What is Point-of-Interest (POI) Data Shopping & Retail Store Locations in US and Canada Retail Store Data Comprehensive Data Coverage used for?
This product has 5 key use cases. Xtract recommends using the data for Location-based Marketing, Audience Targeting, Market Intelligence, Retail Site Selection, and Competitive Intelligence. Global businesses and organizations buy Location Data from Xtract to fuel their analytics and enrichment.
Who can use Point-of-Interest (POI) Data Shopping & Retail Store Locations in US and Canada Retail Store Data Comprehensive Data Coverage?
This product is best suited if you’re a Small Business, Medium-sized Business, or Enterprise looking for Location Data. Get in touch with Xtract to see what their data can do for your business and find out which integrations they provide.
How far back does the data in Point-of-Interest (POI) Data Shopping & Retail Store Locations in US and Canada Retail Store Data Comprehensive Data Coverage go?
This product has 12 months of historical coverage. It can be delivered on a weekly, monthly, quarterly, yearly, and on-demand basis.
Which countries does Point-of-Interest (POI) Data Shopping & Retail Store Locations in US and Canada Retail Store Data Comprehensive Data Coverage cover?
This product includes data covering 2 countries like USA and Canada. Xtract is headquartered in United States of America.
How much does Point-of-Interest (POI) Data Shopping & Retail Store Locations in US and Canada Retail Store Data Comprehensive Data Coverage cost?
Pricing for Point-of-Interest (POI) Data Shopping & Retail Store Locations in US and Canada Retail Store Data Comprehensive Data Coverage starts at USD17,160 per purchase. Connect with Xtract to get a quote and arrange custom pricing models based on your data requirements.

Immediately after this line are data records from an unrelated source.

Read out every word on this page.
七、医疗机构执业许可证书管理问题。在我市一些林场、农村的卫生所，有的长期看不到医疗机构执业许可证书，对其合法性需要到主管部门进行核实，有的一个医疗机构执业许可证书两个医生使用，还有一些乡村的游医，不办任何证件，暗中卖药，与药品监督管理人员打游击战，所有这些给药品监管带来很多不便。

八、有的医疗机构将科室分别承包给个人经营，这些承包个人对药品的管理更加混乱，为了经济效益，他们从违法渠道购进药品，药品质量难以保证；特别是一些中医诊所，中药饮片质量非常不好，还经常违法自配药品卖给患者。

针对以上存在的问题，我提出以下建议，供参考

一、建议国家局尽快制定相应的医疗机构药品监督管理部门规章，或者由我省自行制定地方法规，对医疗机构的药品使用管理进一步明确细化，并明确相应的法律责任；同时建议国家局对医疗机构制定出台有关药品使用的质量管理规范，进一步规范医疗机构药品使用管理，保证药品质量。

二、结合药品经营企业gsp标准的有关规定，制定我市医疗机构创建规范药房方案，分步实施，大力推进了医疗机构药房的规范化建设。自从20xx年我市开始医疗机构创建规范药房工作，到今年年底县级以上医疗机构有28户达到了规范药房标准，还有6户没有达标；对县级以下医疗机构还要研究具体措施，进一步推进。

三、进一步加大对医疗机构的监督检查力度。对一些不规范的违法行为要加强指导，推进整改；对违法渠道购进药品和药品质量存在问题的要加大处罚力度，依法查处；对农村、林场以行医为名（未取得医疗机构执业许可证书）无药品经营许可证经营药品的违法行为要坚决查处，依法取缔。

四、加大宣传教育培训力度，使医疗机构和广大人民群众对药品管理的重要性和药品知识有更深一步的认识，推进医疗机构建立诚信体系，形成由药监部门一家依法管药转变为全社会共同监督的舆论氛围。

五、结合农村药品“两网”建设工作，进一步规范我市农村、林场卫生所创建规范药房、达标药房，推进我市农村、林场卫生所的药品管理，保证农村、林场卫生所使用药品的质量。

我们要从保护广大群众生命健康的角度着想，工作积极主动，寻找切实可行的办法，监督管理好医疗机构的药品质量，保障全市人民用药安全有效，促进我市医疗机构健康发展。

How can I get Point-of-Interest (POI) Data Shopping & Retail Store Locations in US and Canada Retail Store Data Comprehensive Data Coverage?
Businesses can buy Location Data from Xtract and get the data via S3 Bucket, SFTP, and Email. Depending on your data requirements and subscription budget, Xtract can deliver this product in .json, .xml, .csv, .xls, and .txt format.
What is the data quality of Point-of-Interest (POI) Data Shopping & Retail Store Locations in US and Canada Retail Store Data Comprehensive Data Coverage?
Xtract has reported that this product has the following quality and accuracy assurances: 95% Coverage, 95% Accuracy. You can compare and assess the data quality of Xtract using Datarade’s data marketplace. Xtract has received 1 review from clients. Xtract appears on selected Datarade top lists ranking the best data providers, including Top 10 POI Data Providers & APIs.
What are similar products to Point-of-Interest (POI) Data Shopping & Retail Store Locations in US and Canada Retail Store Data Comprehensive Data Coverage?
This product has 3 related products. These alternatives include Location Data All Brinker International Restaurant Brand Locations in US Comprehensive Store Coverage Point of Interest Data, CPG Data Retail Store Location Data 52M+ POI SafeGraph Places, and Point of Interest (POI) Data Indonesia Track Store Openings and Closures for Leading Retail Brands Business Location Data Location Data. You can compare the best Location Data providers and products via Datarade’s data marketplace and get the right data for your use case.